The first safe harbor in the proposed regulations requires that at least 50 percent of the services performed (based on hours) for such business by its employees and independent contractors (and employees of independent contractors) are performed within the Qualified Opportunity Zone. The second safe harbor is based upon amounts paid by the trade or
business for services performed in the Qualified Opportunity Zone by employees and independent contractors (and employees of independent contractors). Under this test, if at least 50 percent of the services performed for the business by its employees and independent contractors (and employees of independent contractors) are performed in the qualified
opportunity zone, based on amounts paid for the services performed, the business meets the 50-percent gross income test found in section 1397C(b)(2). The third safe harbor is a conjunctive test concerning tangible property and management or operational functions performed in a Qualified Opportunity Zone, permitting a trade or business to use the totality of its
situation to meet the requirements of sections 1400Z-2(d)(3)(A)(i) and 1397C(b)(2). The proposed regulations provide that a trade or business may satisfy the 50-percent gross income requirement if the tangible property of the business that is in a Qualified Opportunity Zone and the management or operational functions performed for the business in the Qualified Opportunity Zone are each necessary to generate 50 percent of the gross income of the trade or business.
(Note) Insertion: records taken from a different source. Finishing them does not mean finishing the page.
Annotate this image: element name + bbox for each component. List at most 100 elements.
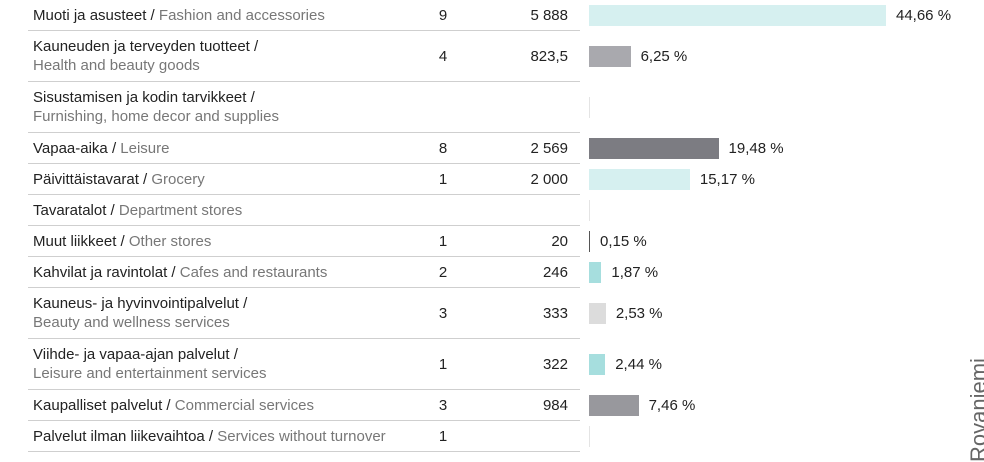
share-label: 19,48 % (728, 140, 784, 157)
name-text: Muoti ja asusteet / Fashion and accessor… (33, 6, 325, 25)
name-text: Kaupalliset palvelut / Commercial servic… (33, 396, 314, 415)
english-name: Other stores (128, 232, 212, 250)
empty-marker (589, 97, 590, 118)
english-name: Beauty and wellness services (33, 314, 230, 331)
share-label: 0,15 % (600, 233, 647, 250)
area: 20 (478, 226, 580, 257)
english-name: Commercial services (174, 396, 314, 414)
area: 823,5 (478, 31, 580, 82)
share-label: 44,66 % (895, 7, 952, 24)
store-count: 4 (408, 31, 478, 82)
bar-cell: 2,53 % (580, 288, 968, 339)
finnish-name: Vapaa-aika / (33, 139, 117, 157)
row-name: Päivittäistavarat / Grocery (28, 164, 408, 195)
share-label: 2,53 % (615, 305, 663, 322)
english-name: Leisure (120, 139, 170, 157)
name-text: Päivittäistavarat / Grocery (33, 170, 205, 189)
store-count: 1 (408, 421, 478, 452)
finnish-name: Kauneuden ja terveyden tuotteet / (33, 38, 259, 55)
bar-cell: 7,46 % (580, 390, 968, 421)
table-row: Päivittäistavarat / Grocery 1 2 000 15,17 % (28, 164, 968, 195)
share-bar (589, 262, 602, 283)
area (478, 195, 580, 226)
share-label: 7,46 % (648, 397, 696, 414)
store-count: 1 (408, 339, 478, 390)
area: 5 888 (478, 0, 580, 31)
finnish-name: Kahvilat ja ravintolat / (33, 263, 176, 281)
name-text: Muut liikkeet / Other stores (33, 232, 211, 251)
finnish-name: Tavaratalot / (33, 201, 115, 219)
row-name: Sisustamisen ja kodin tarvikkeet / Furni… (28, 82, 408, 133)
row-name: Viihde- ja vapaa-ajan palvelut / Leisure… (28, 339, 408, 390)
store-count: 2 (408, 257, 478, 288)
store-count: 9 (408, 0, 478, 31)
english-name: Grocery (151, 170, 205, 188)
store-count (408, 82, 478, 133)
table-row: Kahvilat ja ravintolat / Cafes and resta… (28, 257, 968, 288)
row-name: Kauneus- ja hyvinvointipalvelut / Beauty… (28, 288, 408, 339)
finnish-name: Kaupalliset palvelut / (33, 396, 171, 414)
share-bar (589, 395, 639, 416)
area: 333 (478, 288, 580, 339)
share-bar (589, 46, 631, 67)
store-count (408, 195, 478, 226)
store-count: 1 (408, 226, 478, 257)
share-bar (589, 231, 590, 252)
bar-cell: 1,87 % (580, 257, 968, 288)
bar-cell: 19,48 % (580, 133, 968, 164)
row-name: Muut liikkeet / Other stores (28, 226, 408, 257)
english-name: Cafes and restaurants (179, 263, 328, 281)
english-name: Fashion and accessories (158, 6, 325, 24)
store-count: 3 (408, 288, 478, 339)
english-name: Health and beauty goods (33, 57, 200, 74)
name-text: Kauneus- ja hyvinvointipalvelut / Beauty… (33, 294, 403, 332)
side-label: Rovaniemi (966, 358, 984, 462)
share-label: 6,25 % (640, 48, 688, 65)
bar-cell: 2,44 % (580, 339, 968, 390)
table: Muoti ja asusteet / Fashion and accessor… (28, 0, 968, 452)
finnish-name: Päivittäistavarat / (33, 170, 148, 188)
share-bar (589, 5, 886, 26)
name-text: Kauneuden ja terveyden tuotteet / Health… (33, 37, 403, 75)
table-row: Kaupalliset palvelut / Commercial servic… (28, 390, 968, 421)
row-name: Vapaa-aika / Leisure (28, 133, 408, 164)
name-text: Sisustamisen ja kodin tarvikkeet / Furni… (33, 88, 403, 126)
table-row: Muoti ja asusteet / Fashion and accessor… (28, 0, 968, 31)
share-bar (589, 138, 719, 159)
share-bar (589, 354, 606, 375)
area (478, 82, 580, 133)
table-row: Muut liikkeet / Other stores 1 20 0,15 % (28, 226, 968, 257)
finnish-name: Muut liikkeet / (33, 232, 125, 250)
bar-cell (580, 82, 968, 133)
name-text: Vapaa-aika / Leisure (33, 139, 169, 158)
english-name: Furnishing, home decor and supplies (33, 108, 279, 125)
name-text: Viihde- ja vapaa-ajan palvelut / Leisure… (33, 345, 403, 383)
row-name: Tavaratalot / Department stores (28, 195, 408, 226)
english-name: Department stores (118, 201, 243, 219)
name-text: Kahvilat ja ravintolat / Cafes and resta… (33, 263, 327, 282)
table-row: Viihde- ja vapaa-ajan palvelut / Leisure… (28, 339, 968, 390)
finnish-name: Palvelut ilman liikevaihtoa / (33, 427, 214, 445)
row-name: Muoti ja asusteet / Fashion and accessor… (28, 0, 408, 31)
empty-marker (589, 426, 590, 447)
bar-cell: 6,25 % (580, 31, 968, 82)
finnish-name: Kauneus- ja hyvinvointipalvelut / (33, 295, 248, 312)
store-count: 8 (408, 133, 478, 164)
area (478, 421, 580, 452)
name-text: Palvelut ilman liikevaihtoa / Services w… (33, 427, 386, 446)
table-row: Tavaratalot / Department stores (28, 195, 968, 226)
area: 2 569 (478, 133, 580, 164)
bar-cell: 15,17 % (580, 164, 968, 195)
english-name: Services without turnover (217, 427, 386, 445)
bar-cell (580, 195, 968, 226)
finnish-name: Muoti ja asusteet / (33, 6, 155, 24)
share-bar (589, 303, 606, 324)
table-row: Sisustamisen ja kodin tarvikkeet / Furni… (28, 82, 968, 133)
share-label: 2,44 % (615, 356, 662, 373)
share-label: 1,87 % (611, 264, 659, 281)
row-name: Kauneuden ja terveyden tuotteet / Health… (28, 31, 408, 82)
store-count: 3 (408, 390, 478, 421)
area: 984 (478, 390, 580, 421)
row-name: Palvelut ilman liikevaihtoa / Services w… (28, 421, 408, 452)
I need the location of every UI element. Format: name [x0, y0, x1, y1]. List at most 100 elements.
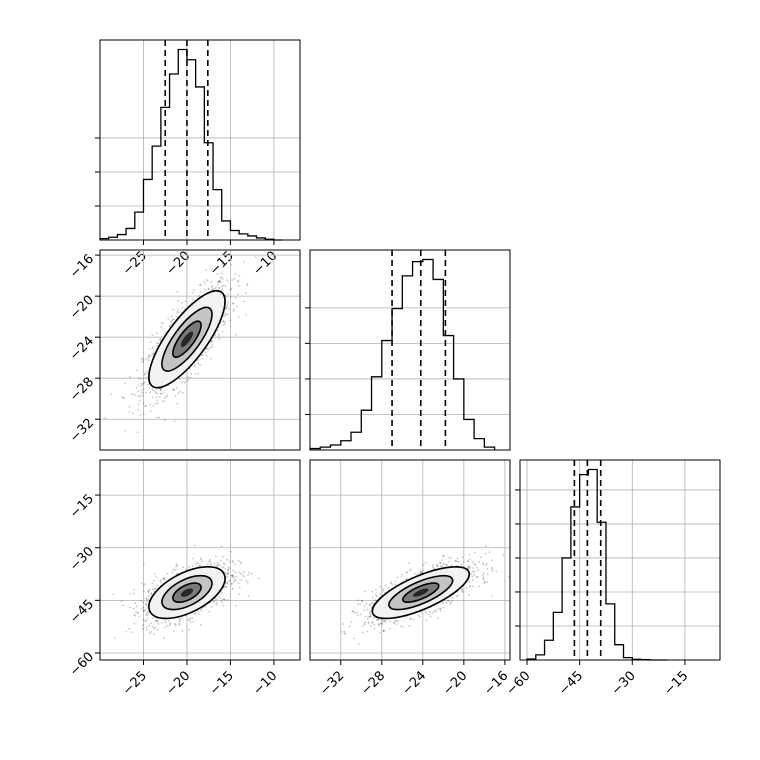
scatter-point [154, 390, 157, 393]
scatter-point [394, 583, 397, 586]
scatter-point [482, 574, 484, 577]
x-tick-label: −25 [120, 249, 150, 279]
scatter-point [455, 559, 457, 562]
scatter-point [222, 324, 225, 326]
scatter-point [159, 387, 162, 390]
scatter-point [450, 564, 453, 567]
scatter-point [474, 563, 476, 566]
scatter-point [440, 607, 442, 610]
scatter-point [151, 625, 154, 628]
scatter-point [410, 568, 412, 571]
scatter-point [227, 569, 230, 571]
scatter-point [436, 563, 438, 566]
scatter-point [171, 319, 174, 322]
scatter-point [162, 578, 165, 581]
scatter-point [419, 570, 422, 573]
scatter-point [243, 575, 245, 578]
scatter-point [218, 279, 221, 282]
scatter-point [373, 627, 376, 630]
scatter-point [422, 569, 424, 572]
scatter-point [210, 341, 213, 343]
scatter-point [136, 611, 139, 614]
scatter-point [483, 579, 486, 581]
scatter-point [234, 296, 237, 299]
scatter-point [233, 277, 236, 280]
scatter-point [369, 615, 371, 618]
scatter-point [155, 396, 158, 399]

Thus, for example, if a landscaper’s headquarters are in a Qualified Opportunity Zone, its officers and employees manage the daily operations of the business (occurring within and outside the qualified opportunity zone) from its headquarters, and all of
its equipment and supplies are stored within the headquarters facilities or elsewhere in the Qualified Opportunity Zone, then the management activity and the storage of equipment and supplies in the Qualified Opportunity Zone are each necessary to generate 50 percent of the gross income of the trade
or business. Aside from those three safe harbors, there is a fallback "facts and circumstances test" that a QOZB could use to prove they meet the threshold without falling into a specific safe harbor.